Deux fleurs en hiver

roman de Delphine PESSIN

Quand on est vieux, on a vécu, aimé, chialé. On a été courageux, lâche, idiot et amoureux. On s'est trompé, on a choisi, qu'est-ce qu'il y a de mal à le dire franchement?

Didier jeunesse, 2020, 187 p.
Didier jeunesse, 2020, 187 p.

Capucine est une jeune fille aux drôles de perruques qui rêve de devenir aide-soignante pour personnes âgées. Dès les premiers jours de son stage à l'EPHAD Bel Air, le rythme de travail est infernal, les employés et les "petits vieux" sont sous pression: pourtant rien n'écorne sa motivation.

 

Violette, quant à elle, est une nouvelle résidente, carrément amère de laisser derrière elle sa maison et son chat adoré pour finir sa vie dans ce "mouroir".

 

Chacune a une blessure, chacune a un secret. Mais quelque chose, dans ces deux fleurs abîmées par la vie, pourrait bien renaître de leur étincelante rencontre...

Mon avis :

Un roman touchant sur les relations intergénérationnelles.

Capucine est une jeune fille hors du commun. En formation ASSP (Accompagnement, soins et services à la personne), elle a choisi de faire son stage auprès des personnes âgées ("Je ne redoutais pas de travailler avec les vieux") alors que ses camarades de classe rêvent toutes de s'occuper d'enfants.
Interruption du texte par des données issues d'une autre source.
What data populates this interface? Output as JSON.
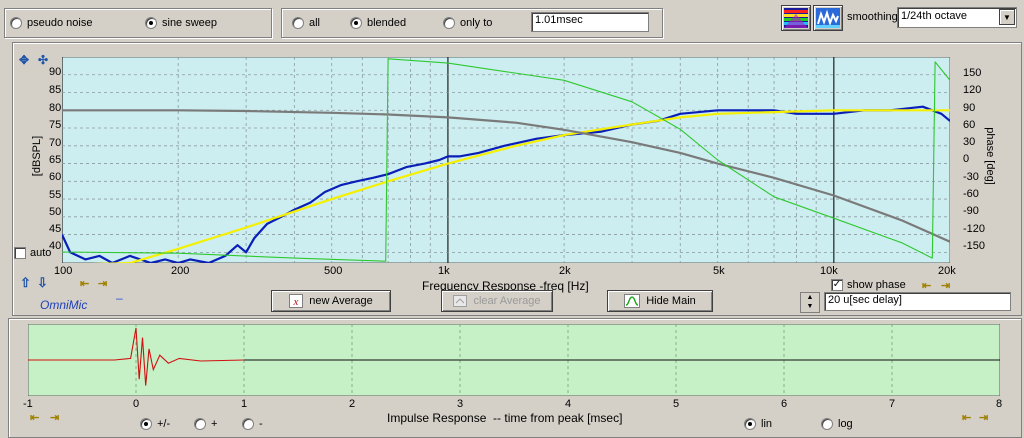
{
  "top_bar": {
    "signal_options": [
      {
        "label": "pseudo noise",
        "selected": false
      },
      {
        "label": "sine sweep",
        "selected": true
      }
    ],
    "window_options": [
      {
        "label": "all",
        "selected": false
      },
      {
        "label": "blended",
        "selected": true
      },
      {
        "label": "only to",
        "selected": false
      }
    ],
    "window_time": "1.01msec",
    "smoothing_label": "smoothing",
    "smoothing_value": "1/24th octave"
  },
  "freq_panel": {
    "y_left_label": "[dBSPL]",
    "y_right_label": "phase [deg]",
    "x_label": "Frequency Response -freq [Hz]",
    "y_left_ticks": [
      "90",
      "85",
      "80",
      "75",
      "70",
      "65",
      "60",
      "55",
      "50",
      "45",
      "40"
    ],
    "y_right_ticks": [
      "150",
      "120",
      "90",
      "60",
      "30",
      "0",
      "-30",
      "-60",
      "-90",
      "-120",
      "-150"
    ],
    "x_ticks": [
      "100",
      "200",
      "500",
      "1k",
      "2k",
      "5k",
      "10k",
      "20k"
    ],
    "auto_label": "auto",
    "auto_checked": false,
    "show_phase_label": "show phase",
    "show_phase_checked": true,
    "mic_label": "OmniMic",
    "mic_dash": "–",
    "delay_value": "20 u[sec delay]",
    "buttons": {
      "new_average": "new Average",
      "clear_average": "clear Average",
      "hide_main": "Hide Main"
    },
    "colors": {
      "plot_bg": "#cdeef0",
      "magnitude": "#0a1fb8",
      "smoothed": "#f5f000",
      "phase": "#2fc82f",
      "reference": "#7a7a7a"
    }
  },
  "chart_data": [
    {
      "type": "line",
      "title": "",
      "xlabel": "Frequency Response -freq [Hz]",
      "ylabel": "[dBSPL]",
      "y2label": "phase [deg]",
      "xscale": "log",
      "xlim": [
        100,
        20000
      ],
      "ylim": [
        37,
        95
      ],
      "y2lim": [
        -168,
        168
      ],
      "grid": true,
      "series": [
        {
          "axis": "left",
          "points": [
            [
              100,
              45
            ],
            [
              105,
              40
            ],
            [
              115,
              38
            ],
            [
              125,
              39
            ],
            [
              135,
              37
            ],
            [
              150,
              39
            ],
            [
              170,
              37
            ],
            [
              185,
              38
            ],
            [
              200,
              37
            ],
            [
              215,
              38
            ],
            [
              240,
              37
            ],
            [
              265,
              39
            ],
            [
              285,
              42
            ],
            [
              300,
              40
            ],
            [
              315,
              44
            ],
            [
              340,
              48
            ],
            [
              370,
              50
            ],
            [
              400,
              52
            ],
            [
              440,
              54
            ],
            [
              480,
              57
            ],
            [
              530,
              59
            ],
            [
              580,
              60
            ],
            [
              640,
              61
            ],
            [
              700,
              62
            ],
            [
              780,
              64
            ],
            [
              870,
              65
            ],
            [
              950,
              66
            ],
            [
              1000,
              67
            ],
            [
              1070,
              67
            ],
            [
              1200,
              68
            ],
            [
              1400,
              70
            ],
            [
              1700,
              72
            ],
            [
              2000,
              73
            ],
            [
              2500,
              74
            ],
            [
              3000,
              76
            ],
            [
              3500,
              77
            ],
            [
              4000,
              79
            ],
            [
              5000,
              80
            ],
            [
              6000,
              80
            ],
            [
              7000,
              80
            ],
            [
              8000,
              79
            ],
            [
              10000,
              79
            ],
            [
              12000,
              80
            ],
            [
              14000,
              80
            ],
            [
              17000,
              81
            ],
            [
              19000,
              79
            ],
            [
              20000,
              77
            ]
          ]
        },
        {
          "axis": "left",
          "points": [
            [
              100,
              32
            ],
            [
              150,
              37
            ],
            [
              200,
              41
            ],
            [
              300,
              47
            ],
            [
              500,
              55
            ],
            [
              700,
              60
            ],
            [
              1000,
              65
            ],
            [
              1500,
              70
            ],
            [
              2000,
              73
            ],
            [
              3000,
              76
            ],
            [
              4000,
              78
            ],
            [
              5000,
              79
            ],
            [
              7000,
              79.5
            ],
            [
              10000,
              80
            ],
            [
              15000,
              80
            ],
            [
              20000,
              80
            ]
          ]
        },
        {
          "axis": "left",
          "points": [
            [
              100,
              80
            ],
            [
              200,
              80
            ],
            [
              300,
              79.8
            ],
            [
              500,
              79.3
            ],
            [
              700,
              78.8
            ],
            [
              1000,
              78
            ],
            [
              1500,
              76.5
            ],
            [
              2000,
              74.5
            ],
            [
              3000,
              71
            ],
            [
              4000,
              68
            ],
            [
              5000,
              65
            ],
            [
              7000,
              61
            ],
            [
              10000,
              56
            ],
            [
              15000,
              49
            ],
            [
              20000,
              43
            ]
          ]
        },
        {
          "axis": "right",
          "points": [
            [
              100,
              -150
            ],
            [
              200,
              -152
            ],
            [
              400,
              -160
            ],
            [
              690,
              -165
            ],
            [
              700,
              165
            ],
            [
              1000,
              158
            ],
            [
              2000,
              130
            ],
            [
              3000,
              95
            ],
            [
              4000,
              50
            ],
            [
              5000,
              0
            ],
            [
              7000,
              -60
            ],
            [
              10000,
              -95
            ],
            [
              15000,
              -135
            ],
            [
              18000,
              -160
            ],
            [
              18300,
              160
            ],
            [
              20000,
              130
            ]
          ]
        }
      ]
    },
    {
      "type": "line",
      "title": "",
      "xlabel": "Impulse Response  -- time from peak [msec]",
      "ylabel": "",
      "xlim": [
        -1,
        8
      ],
      "x_ticks": [
        "-1",
        "0",
        "1",
        "2",
        "3",
        "4",
        "5",
        "6",
        "7",
        "8"
      ],
      "series": [
        {
          "points": [
            [
              -1,
              0
            ],
            [
              -0.2,
              0
            ],
            [
              -0.05,
              0.05
            ],
            [
              0,
              1
            ],
            [
              0.03,
              -0.6
            ],
            [
              0.06,
              0.7
            ],
            [
              0.09,
              -0.8
            ],
            [
              0.12,
              0.35
            ],
            [
              0.16,
              -0.3
            ],
            [
              0.22,
              0.15
            ],
            [
              0.3,
              -0.1
            ],
            [
              0.4,
              0.05
            ],
            [
              0.6,
              -0.03
            ],
            [
              1.0,
              0
            ]
          ]
        },
        {
          "points": [
            [
              1.0,
              0
            ],
            [
              8,
              0
            ]
          ]
        }
      ]
    }
  ],
  "impulse_panel": {
    "x_label": "Impulse Response  -- time from peak [msec]",
    "polarity_options": [
      {
        "label": "+/-",
        "selected": true
      },
      {
        "label": "+",
        "selected": false
      },
      {
        "label": "-",
        "selected": false
      }
    ],
    "scale_options": [
      {
        "label": "lin",
        "selected": true
      },
      {
        "label": "log",
        "selected": false
      }
    ],
    "colors": {
      "plot_bg": "#c6f1c6",
      "pre": "#d01010",
      "post": "#101010"
    }
  }
}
Par ailleurs elle a la curieuse manie de porter des perruques de toutes couleurs et de tous styles ("C'est bizarre, quand on y pense, de porter une perruque à cet âge"). On apprend rapidement qu'elle a perdu sa mère deux ans auparavant et qu'il lui est encore bien difficile d'évoquer "l'Accident", y compris avec son père. Les relations avec celui-ci sont tendues, le dialogue devenu impossible, d'autant plus qu'il conteste sa décision de devenir aide-soignante, métier pénible et mal payé.

 

Comme de fait l'intrigue tourne beaucoup autour de "la réalité du terrain": "Il fallait composer avec ce qu'on avait. C'est-à-dire moins de personnel, et toujours autant de travail". Patricia, Lili, Claudine, toutes regrettent de n'avoir pas le temps de discuter avec les résidents qui sont "juste des numéros sur les portes". Malgré tout, Capucine va le prendre, ce temps, avec une "petite mémé" (comme elle dit) arrivée en même temps qu'elle, Violette.

Cette ancienne institutrice se sent "humiliée d'avoir besoin d'aide", pour marcher et pire, pour des choses intimes comme aller aux toilettes et se laver. Elle est malheureuse d'avoir dû quitter sa maison et surtout son chat Crampon. Comme beaucoup d'autres résidents, Violette "se sent seule à en crever". Et Capucine se sent seule aussi, avec son chagrin, sa colère, ses interrogations.

 

Petit à petit une amitié se tisse entre les deux femmes, au-delà des années. La parole se libère. Violette se confie, Capucine lui rend le sourire, la vieille dame écoute et conseille, la jeune stagiaire se sent comprise, enfin. Ce qu'elle vit à l'Ephad s'entrelace avec son vécu personnel et la fait avancer, grandir ("Ils m'avaient reboostée, mes petits vieux"). Violette gagne en sérénité ("Je suis décidée à profiter des jours qui me restent").

Beaucoup d'émotion et de tendresse se dégagent de ce roman ("Ce qu'il y avait entre cette mémé et moi, ça n'était pas ordinaire"), parce qu'il évoque la vieillesse, un sujet qui nous concerne tous un jour ou l'autre, que ce soit la sienne ou celle de ses proches, mais aussi parce que de manière plus générale, il y est question des fissures que l'on a en nous: "Soit tu les caches en essayant très fort de croire qu'elles n'existent pas. Soit tu les acceptes et tu les répares." Et son message est on ne peut plus encourageant: même quand on a le sentiment que rien ne va, "la vie peut être carrément surprenante".